To ride his pool, he says, will cost between three dollars for a three-footer to around ten dollars for a two metre wave with a 10-second cylindrical tube and not the conical tube he says characterises the Slater pool.

“And you’ll start off at one metre and the wave will build to two metres so guys who’ve never surfed tubes that big in their lives will be going, what the fuck?”

Webber says he’s going to skip the working prototype phase and go straight to the completed pool. “Probably in two years,” he says, although he admits he’s been saying “Probably two years” for longer than he’d like.

Webber says the whole process of trying to get his pool built has been “sickening.” All the revenue projections, the engineering reports, the patents.

“All of a sudden your brain is thinking stuff that has nothing to do with the shape of a barrel,” he says. “And that’s the sick bit.
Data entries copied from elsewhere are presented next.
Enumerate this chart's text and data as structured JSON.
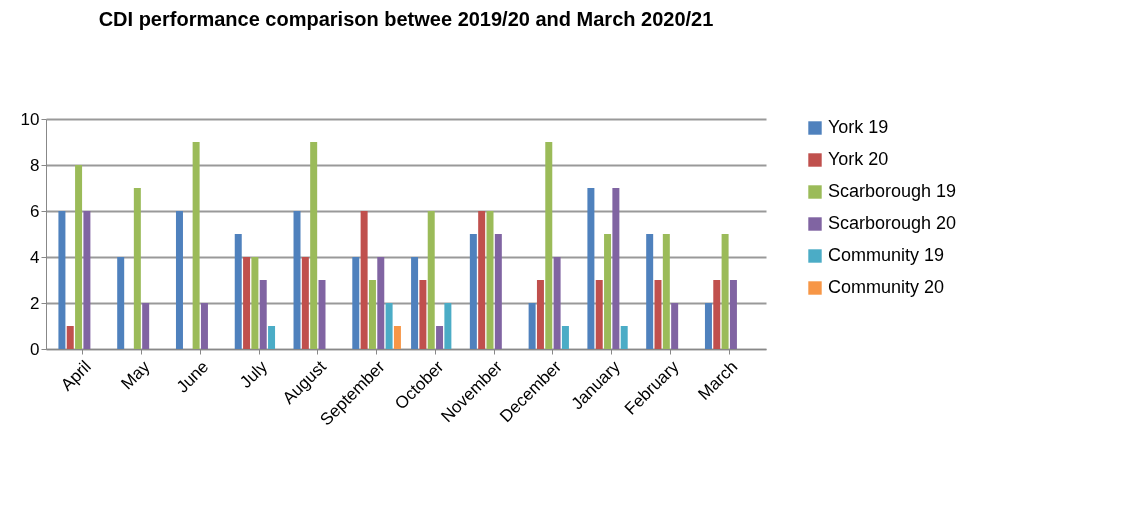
{
  "chart_data": {
    "type": "bar",
    "title": "CDI performance comparison betwee 2019/20 and March 2020/21",
    "categories": [
      "April",
      "May",
      "June",
      "July",
      "August",
      "September",
      "October",
      "November",
      "December",
      "January",
      "February",
      "March"
    ],
    "series": [
      {
        "name": "York 19",
        "color": "#4f81bd",
        "values": [
          6,
          4,
          6,
          5,
          6,
          4,
          4,
          5,
          2,
          7,
          5,
          2
        ]
      },
      {
        "name": "York 20",
        "color": "#c0504d",
        "values": [
          1,
          0,
          0,
          4,
          4,
          6,
          3,
          6,
          3,
          3,
          3,
          3
        ]
      },
      {
        "name": "Scarborough 19",
        "color": "#9bbb59",
        "values": [
          8,
          7,
          9,
          4,
          9,
          3,
          6,
          6,
          9,
          5,
          5,
          5
        ]
      },
      {
        "name": "Scarborough 20",
        "color": "#8064a2",
        "values": [
          6,
          2,
          2,
          3,
          3,
          4,
          1,
          5,
          4,
          7,
          2,
          3
        ]
      },
      {
        "name": "Community 19",
        "color": "#4bacc6",
        "values": [
          0,
          0,
          0,
          1,
          0,
          2,
          2,
          0,
          1,
          1,
          0,
          0
        ]
      },
      {
        "name": "Community 20",
        "color": "#f79646",
        "values": [
          0,
          0,
          0,
          0,
          0,
          1,
          0,
          0,
          0,
          0,
          0,
          0
        ]
      }
    ],
    "ylim": [
      0,
      10
    ],
    "yticks": [
      0,
      2,
      4,
      6,
      8,
      10
    ],
    "grid": "y",
    "legend": "right"
  }
}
Having to change your thinking type and not lose the inspiration. Making this work, and making it work well, paying the shareholders back and well, will give me scope to do a number of other things. Like artificial reefs. Like generating power out of rivers without damning ‘em. Can you imagine how many ridiculous ideas I’ve got? If ten per cent are good, there’ll be at least ten of ‘em. And that will be a happy day.”

(Editor’s note: This story first appeared in an issue of The Surfer’s Journal.)